Of course, reviving interest in a comic book superstar who hasn't been seen on the big screen in nearly 20 years takes more than a hunk in tights and a cape. So, on top of the $50 million or so it will spend on its own marketing, Warner has lined up promotions with Pepsi's Tropicana, Quaker, Aquafina, and Frito-Lay brands as well as with Duracell and Samsung. Heck, Warner even lined up a Got Milk? campaign. (Anyone catch that white moustache on Man of Steel, actor Routh?)

Before the flick opens, Warner plans to project that giant "S" on Chicago's Sears Tower, Niagara Falls, and other recognizable sites in 10 or so major cities. Sky divers will also make an "S" in parachuting formations in Boston, Dallas, and several other cities on June 27. And for good luck, it's shipping out a whopping 8,500 prints of the film in North America, meaning there won't be a cineplex in America that's not likely to have the big fella flying in.

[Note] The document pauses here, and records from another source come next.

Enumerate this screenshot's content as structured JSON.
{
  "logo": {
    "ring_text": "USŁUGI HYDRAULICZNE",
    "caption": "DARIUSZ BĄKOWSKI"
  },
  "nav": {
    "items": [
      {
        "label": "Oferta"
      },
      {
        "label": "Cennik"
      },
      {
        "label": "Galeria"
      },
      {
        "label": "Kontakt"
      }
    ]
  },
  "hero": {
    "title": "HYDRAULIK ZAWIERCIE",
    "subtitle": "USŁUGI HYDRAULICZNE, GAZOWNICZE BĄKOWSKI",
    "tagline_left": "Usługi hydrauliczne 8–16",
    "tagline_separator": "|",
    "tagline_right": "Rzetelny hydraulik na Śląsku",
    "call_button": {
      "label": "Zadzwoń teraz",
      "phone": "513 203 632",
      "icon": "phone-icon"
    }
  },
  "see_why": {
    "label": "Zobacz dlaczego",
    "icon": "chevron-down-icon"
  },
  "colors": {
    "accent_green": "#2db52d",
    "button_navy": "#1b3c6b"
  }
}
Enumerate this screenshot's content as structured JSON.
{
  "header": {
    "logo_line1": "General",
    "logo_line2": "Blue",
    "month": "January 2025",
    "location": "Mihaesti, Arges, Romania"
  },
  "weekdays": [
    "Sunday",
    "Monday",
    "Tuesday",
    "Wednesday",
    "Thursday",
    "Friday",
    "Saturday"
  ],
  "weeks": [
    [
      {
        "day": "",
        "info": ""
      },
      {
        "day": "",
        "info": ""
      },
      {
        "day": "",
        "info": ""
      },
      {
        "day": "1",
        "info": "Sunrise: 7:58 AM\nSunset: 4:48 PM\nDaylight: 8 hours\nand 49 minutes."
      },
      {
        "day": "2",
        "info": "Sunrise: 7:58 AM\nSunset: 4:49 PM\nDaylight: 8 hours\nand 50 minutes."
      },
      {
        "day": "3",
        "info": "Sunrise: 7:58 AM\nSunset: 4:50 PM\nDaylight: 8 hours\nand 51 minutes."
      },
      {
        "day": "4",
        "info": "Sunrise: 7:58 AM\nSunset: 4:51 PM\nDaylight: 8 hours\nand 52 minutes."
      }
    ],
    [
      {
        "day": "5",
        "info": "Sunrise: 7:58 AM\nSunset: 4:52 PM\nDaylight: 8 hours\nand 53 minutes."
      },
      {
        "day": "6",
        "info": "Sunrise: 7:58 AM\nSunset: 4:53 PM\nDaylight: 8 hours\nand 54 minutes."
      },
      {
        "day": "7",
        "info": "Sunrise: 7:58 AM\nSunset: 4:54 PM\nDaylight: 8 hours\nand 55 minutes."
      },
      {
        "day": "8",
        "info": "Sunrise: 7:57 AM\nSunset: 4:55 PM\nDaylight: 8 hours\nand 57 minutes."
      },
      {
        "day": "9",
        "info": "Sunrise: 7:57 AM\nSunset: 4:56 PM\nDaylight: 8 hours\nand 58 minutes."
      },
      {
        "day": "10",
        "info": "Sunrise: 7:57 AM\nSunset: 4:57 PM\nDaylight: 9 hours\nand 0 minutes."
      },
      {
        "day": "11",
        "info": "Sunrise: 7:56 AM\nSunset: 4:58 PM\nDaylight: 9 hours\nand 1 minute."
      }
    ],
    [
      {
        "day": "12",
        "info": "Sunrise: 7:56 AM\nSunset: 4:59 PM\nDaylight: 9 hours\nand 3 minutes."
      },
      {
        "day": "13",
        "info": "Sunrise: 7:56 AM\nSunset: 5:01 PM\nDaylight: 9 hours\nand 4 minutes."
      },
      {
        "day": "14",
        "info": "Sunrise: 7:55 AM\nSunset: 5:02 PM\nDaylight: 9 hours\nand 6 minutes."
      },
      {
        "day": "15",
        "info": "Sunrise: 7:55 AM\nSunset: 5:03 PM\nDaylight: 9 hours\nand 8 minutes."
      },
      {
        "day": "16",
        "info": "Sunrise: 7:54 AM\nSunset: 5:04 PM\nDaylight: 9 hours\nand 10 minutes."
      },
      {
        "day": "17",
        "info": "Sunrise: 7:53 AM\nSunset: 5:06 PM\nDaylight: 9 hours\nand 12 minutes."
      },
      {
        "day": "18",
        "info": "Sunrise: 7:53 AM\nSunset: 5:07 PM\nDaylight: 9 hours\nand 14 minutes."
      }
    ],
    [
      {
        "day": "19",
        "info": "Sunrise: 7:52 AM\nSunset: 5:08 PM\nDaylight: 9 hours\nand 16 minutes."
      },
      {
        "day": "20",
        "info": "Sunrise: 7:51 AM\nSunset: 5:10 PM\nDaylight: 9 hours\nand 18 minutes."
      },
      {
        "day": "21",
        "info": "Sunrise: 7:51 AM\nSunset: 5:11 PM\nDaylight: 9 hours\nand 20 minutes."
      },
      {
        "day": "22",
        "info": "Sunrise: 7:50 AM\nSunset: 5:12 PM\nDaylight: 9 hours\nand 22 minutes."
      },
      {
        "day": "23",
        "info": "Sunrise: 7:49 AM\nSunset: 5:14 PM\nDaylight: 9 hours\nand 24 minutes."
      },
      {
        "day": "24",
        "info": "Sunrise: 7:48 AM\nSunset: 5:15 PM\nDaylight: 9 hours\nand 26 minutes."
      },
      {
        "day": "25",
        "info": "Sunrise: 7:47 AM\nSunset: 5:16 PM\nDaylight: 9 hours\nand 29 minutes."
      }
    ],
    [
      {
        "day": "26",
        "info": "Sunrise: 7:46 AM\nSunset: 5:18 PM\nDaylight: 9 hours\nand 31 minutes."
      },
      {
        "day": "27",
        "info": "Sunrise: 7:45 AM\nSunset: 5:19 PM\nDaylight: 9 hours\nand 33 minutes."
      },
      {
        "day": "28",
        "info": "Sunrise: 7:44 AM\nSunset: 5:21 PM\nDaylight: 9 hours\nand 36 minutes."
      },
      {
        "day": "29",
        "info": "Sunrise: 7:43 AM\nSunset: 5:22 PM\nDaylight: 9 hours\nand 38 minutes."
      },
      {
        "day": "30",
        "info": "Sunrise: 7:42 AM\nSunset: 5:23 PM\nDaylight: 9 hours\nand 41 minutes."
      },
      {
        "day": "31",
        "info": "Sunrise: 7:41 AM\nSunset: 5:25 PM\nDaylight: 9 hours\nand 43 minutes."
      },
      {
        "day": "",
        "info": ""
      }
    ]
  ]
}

But Superman may have met a foe more lethal than Lex Luthor, a force more dangerous than Kryptonite. Standing in the Man of Steel's way is Jack Sparrow, the louche antihero from Disney's 2003 blockbuster "Pirates of the Caribbean." The pirate film grossed a steep $305.4 million in 2003, and the sequel has all of Disney's marketing muscle behind it.

Before Johnny Depp, Keira Knightley, and company do battle with an octopus-faced Davey Jones, McDonald's will have kids munching on Happy Meals to get those tiny telescopes that go along with the Chicken McNuggets. Disney also has deals with Verizon, MSN, and M&Ms, among others. Even Volvo has gotten in on the act, with a unique promotion in which the car company is burying a new SUV and giving away treasure maps to find it.

Warner may be already feeling the heat. In late May, the studio said it would move the opening of "Superman Returns" from June 30 to June 28, giving it a nine-day head start on Depp and crew. The studio said it was planning the early start all along but had to make sure the special-effects-laden film was ready. Maybe so, but having essentially a seven-day July 4th weekend can't hurt.

Still, I don't think a flying start and a superlong holiday weekend are enough for Superman to clobber the stupefied, rum-drunk Jack Sparrow. I've been at early screenings for both. And while I'm no reviewer (pros have lauded both films) my daughter Elizabeth and I gave our own two thumbs up to Jack Sparrow and his swashbuckling Pirates film. Disney's pirate film out-special effects the Man of Steel and is just a whole lot of fun.

I'm not saying "Superman Returns" won't do well. In fact, box office follower Dergaradebian predicts both films are likely blockbusters and that Superman will fly high enough to make up for Warner's otherwise sketchy box office. Maybe so. Clearly, the studio is hoping it's not just Superman that returns this summer.